Recent Decision Points Out that “Equal Opportunity Offender” Is Not Always a Defense to Harassment Claims


To state an actionable claim under Title VII for harassment, an employee must be able to show that the alleged offender’s conduct is based on a protected classification, such as gender. Employers often successfully respond to harassment claims with evidence that the alleged offender did not single out an employee based on a protected class, but was instead an equal opportunity offender who treated everyone equally badly. A recent decision from the United States Court of Appeals for the Fourth Circuit, which is the Federal Circuit in which North Carolina is located, has placed a limit on the reach of this defense in a case where the conduct of such an equal opportunity offender focused on the gender of an employee.

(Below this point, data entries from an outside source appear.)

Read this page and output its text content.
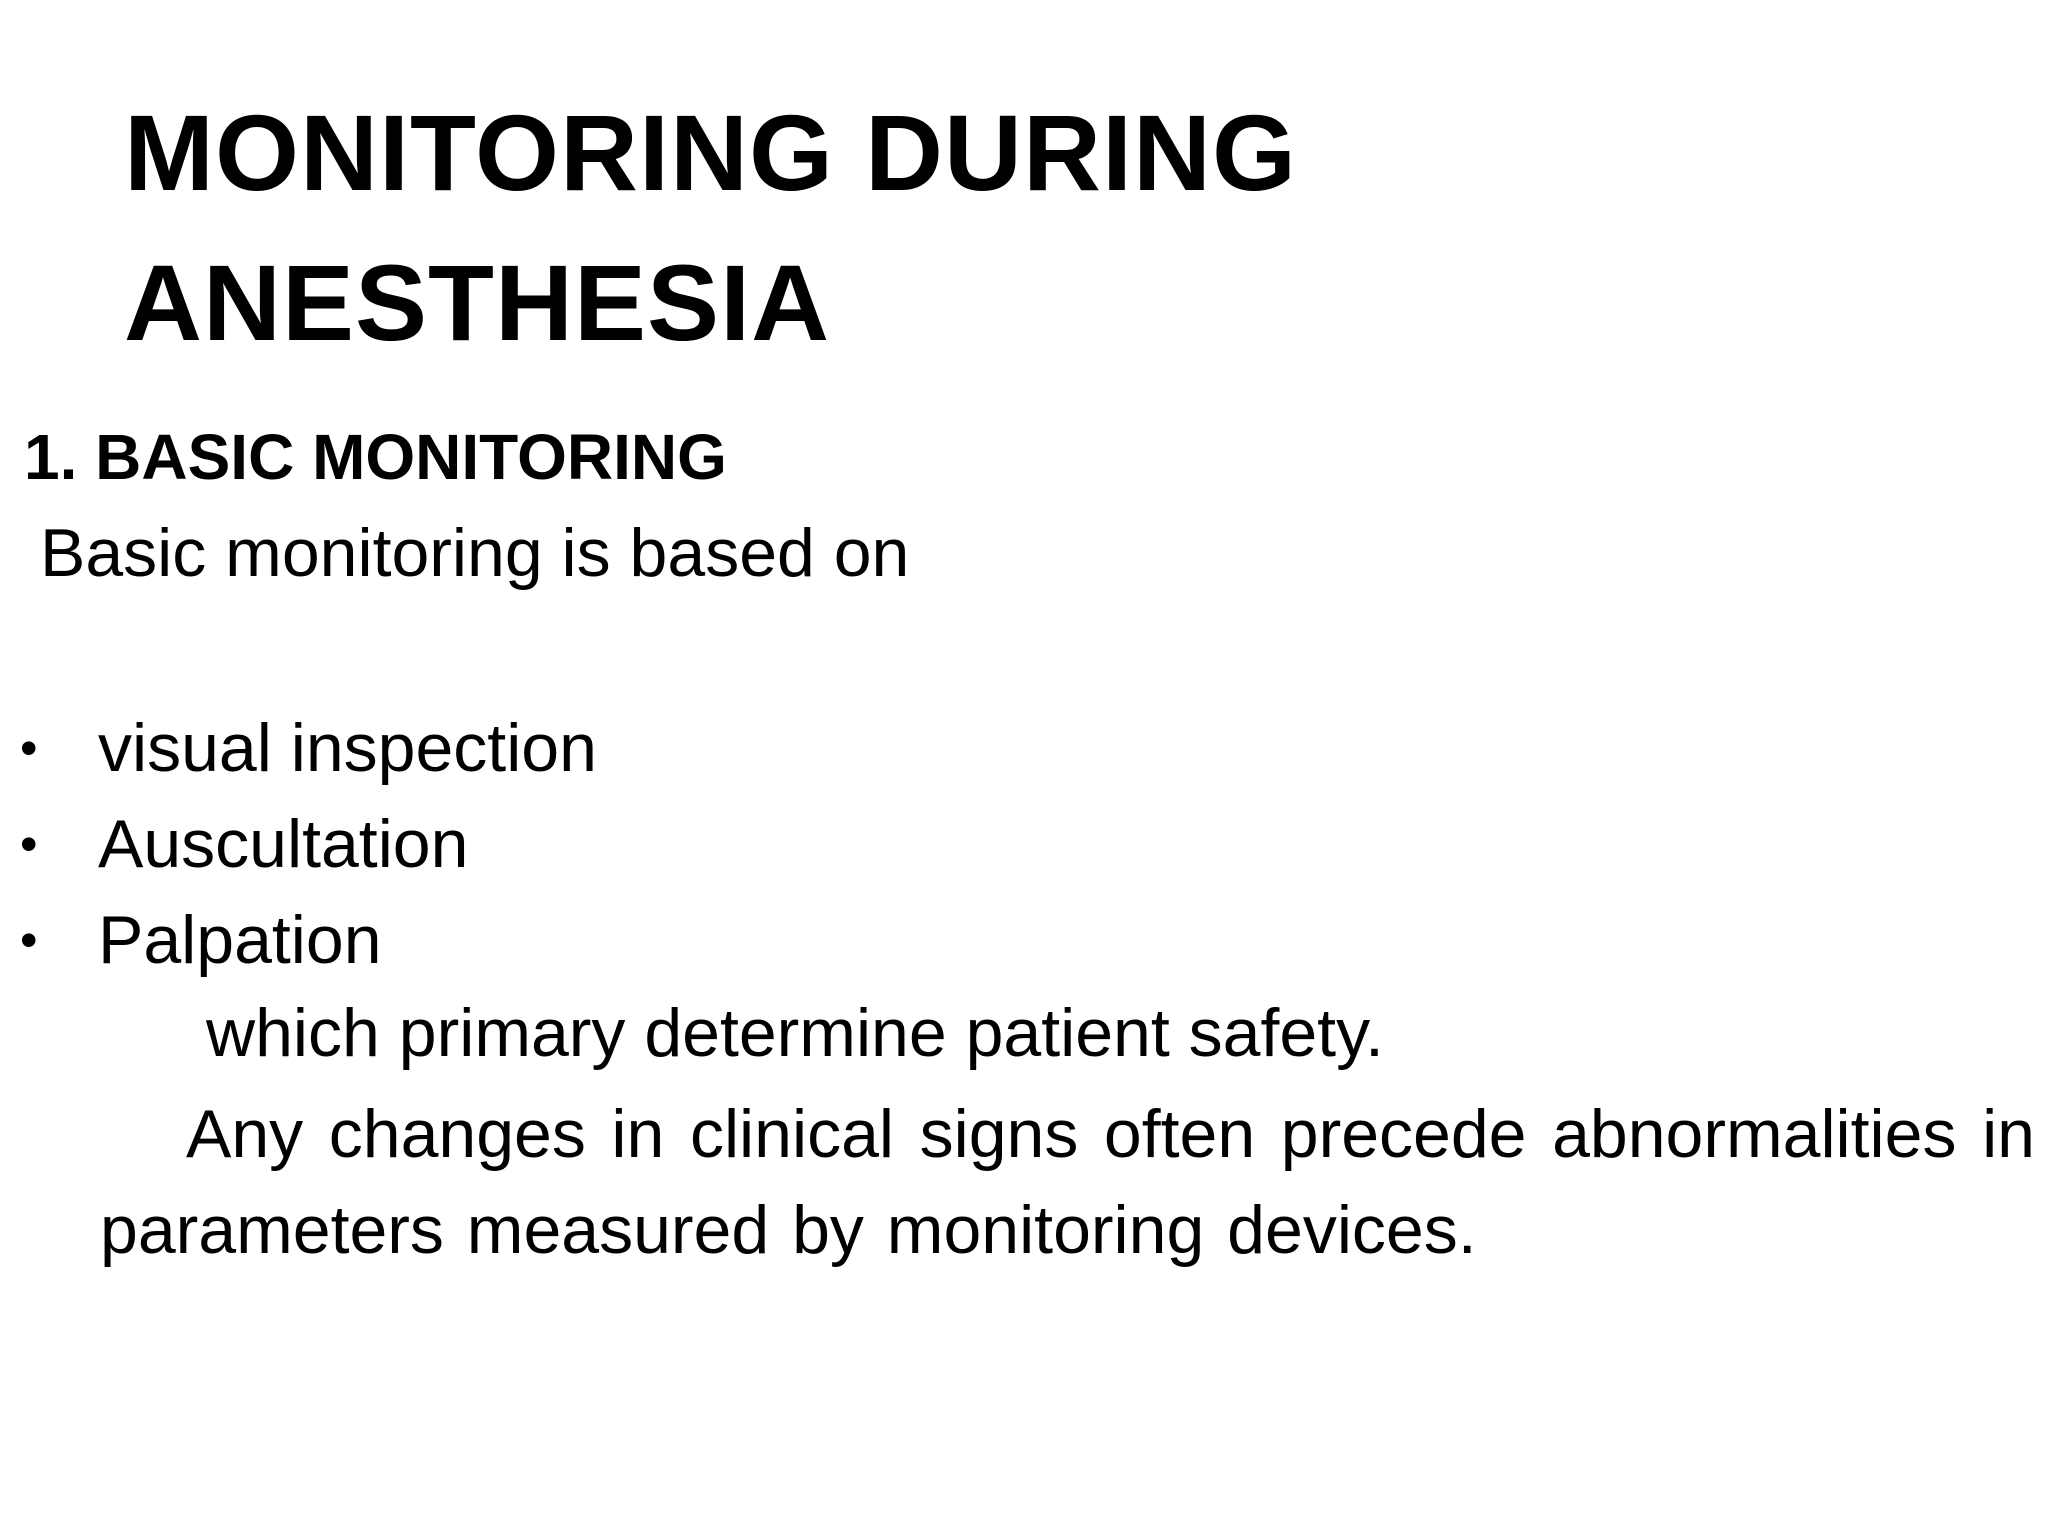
MONITORING DURING
ANESTHESIA
1. BASIC MONITORING
Basic monitoring is based on
• visual inspection
• Auscultation
• Palpation
which primary determine patient safety.
Any changes in clinical signs often precede abnormalities in parameters measured by monitoring devices.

In Equal Employment Opportunity Employment Commission v. Fairbrook Medical Clinic, the EEOC brought suit on behalf of a female physician formerly employed by the Clinic. The Commission presented evidence that the owner of the Clinic, who was the former employee’s supervisor, made harassing comments to the employee physician concerning her anatomy, sex life, breastfeeding her child, along with making other references to women using derogatory slurs and demeaning descriptions. The employee physician informed her supervisor on a number of occasions that his choice of language and comments were offensive and unwelcomed. Ultimately, the employee resigned her position.